7. The use according to claim 1 for increasing the tolerance for chemotherapy, cytostatic and radiologic therapies, especially in combination with chemically defined substances selected from cytostatic agents, especially cisplatin, cyclophosphamide, methotrexate, fluorouracil, bleomycin, and/or diuretics, especially acetazolamide, hydrochlorothiazide, chlorothalidone, furosemide, amiloride, inhibiting the bone substance destruction due to diuresis and saluresis, as an adjuvant of analgesia, and as a pharmacological component of the positive influencing of interactions between the endocrine, nervous and immune systems.

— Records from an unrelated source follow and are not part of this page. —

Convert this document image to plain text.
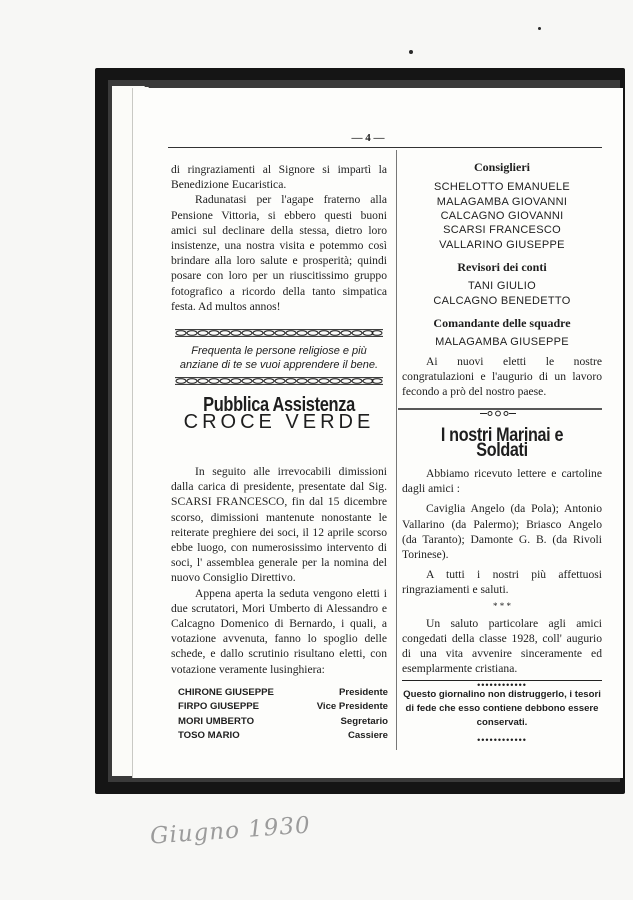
— 4 —

di ringraziamenti al Signore si impartì la Benedizione Eucaristica.

Radunatasi per l'agape fraterno alla Pensione Vittoria, si ebbero questi buoni amici sul declinare della stessa, dietro loro insistenze, una nostra visita e potemmo così brindare alla loro salute e prosperità; quindi posare con loro per un riuscitissimo gruppo fotografico a ricordo della tanto simpatica festa. Ad multos annos!

Frequenta le persone religiose e più
anziane di te se vuoi apprendere il bene.
Pubblica Assistenza
CROCE VERDE

In seguito alle irrevocabili dimissioni dalla carica di presidente, presentate dal Sig. SCARSI FRANCESCO, fin dal 15 dicembre scorso, dimissioni mantenute nonostante le reiterate preghiere dei soci, il 12 aprile scorso ebbe luogo, con numerosissimo intervento di soci, l' assemblea generale per la nomina del nuovo Consiglio Direttivo.

Appena aperta la seduta vengono eletti i due scrutatori, Mori Umberto di Alessandro e Calcagno Domenico di Bernardo, i quali, a votazione avvenuta, fanno lo spoglio delle schede, e dallo scrutinio risultano eletti, con votazione veramente lusinghiera:

CHIRONE GIUSEPPE	Presidente
FIRPO GIUSEPPE	Vice Presidente
MORI UMBERTO	Segretario
TOSO MARIO	Cassiere
Consiglieri
SCHELOTTO EMANUELE
MALAGAMBA GIOVANNI
CALCAGNO GIOVANNI
SCARSI FRANCESCO
VALLARINO GIUSEPPE
Revisori dei conti
TANI GIULIO
CALCAGNO BENEDETTO
Comandante delle squadre
MALAGAMBA GIUSEPPE

Ai nuovi eletti le nostre congratulazioni e l'augurio di un lavoro fecondo a prò del nostro paese.

I nostri Marinai e Soldati

Abbiamo ricevuto lettere e cartoline dagli amici :

Caviglia Angelo (da Pola); Antonio Vallarino (da Palermo); Briasco Angelo (da Taranto); Damonte G. B. (da Rivoli Torinese).

A tutti i nostri più affettuosi ringraziamenti e saluti.

* * *

Un saluto particolare agli amici congedati della classe 1928, coll' augurio di una vita avvenire sinceramente ed esemplarmente cristiana.

••••••••••••
Questo giornalino non distruggerlo, i tesori di fede che esso contiene debbono essere conservati.
••••••••••••
Giugno 1930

8. The use according to any of claims 1 to 4 for the inhibition of bone decalcification upon daily cigarette consumption.

9. The use according to claim 1 for the additive treatment of hyperlipoproteinemias, especially hypercholesterolemia and/or hypertriglyceridemia.

10. The use according to claim 1 or 2 for the treatment of anemia, especially in tumor patients.

11. The use according to any of claims 1 to 10 in the form of putamen ovi pulvis and in a form extracted with aqueous and/or organic and/or supercritical solvents, especially carbon dioxide, as powder, granules, capsule, tablet, coated tablet, pastille or paste.

12. The use according to claim 11 for oral and local application on the basis of - egg shell components of the central palisade zone, freed from inner and outer shell membranes;
- egg shell components of the central palisade zone, freed from inner and outer shell membranes and from the shell matrix of the palisade zone; and/or - shell matrix of the palisade zone with organically bound minerals;

for the preparation of an agent for bone remodelling and implantation, for use a bone cement and bone replacement with an osteoneogenesis-active potential for the well-aimed local bone formation, reconstruction of bony deficiencies, in the filling of bone damage after tumor operations, and for the removal of bone damage in oral surgery and plastic surgery of the face, and for the local induction of osteoneogenesis by the application of extracorporal shock waves in combination with oral administration of putamen ovi.

13. The use according to any of claims 1 to 12, characterized in that putamen ovi preparations are employed in combination with Viscum extracts, Echinacea extracts, Cynara extracts, Urtica extracts, Betula extracts, Equisetum extracts and/or Taraxacum extracts, optionally in combination with chemically defined diuretics/cytostatic agents, for the inhibition of bone demineralization and/or depression.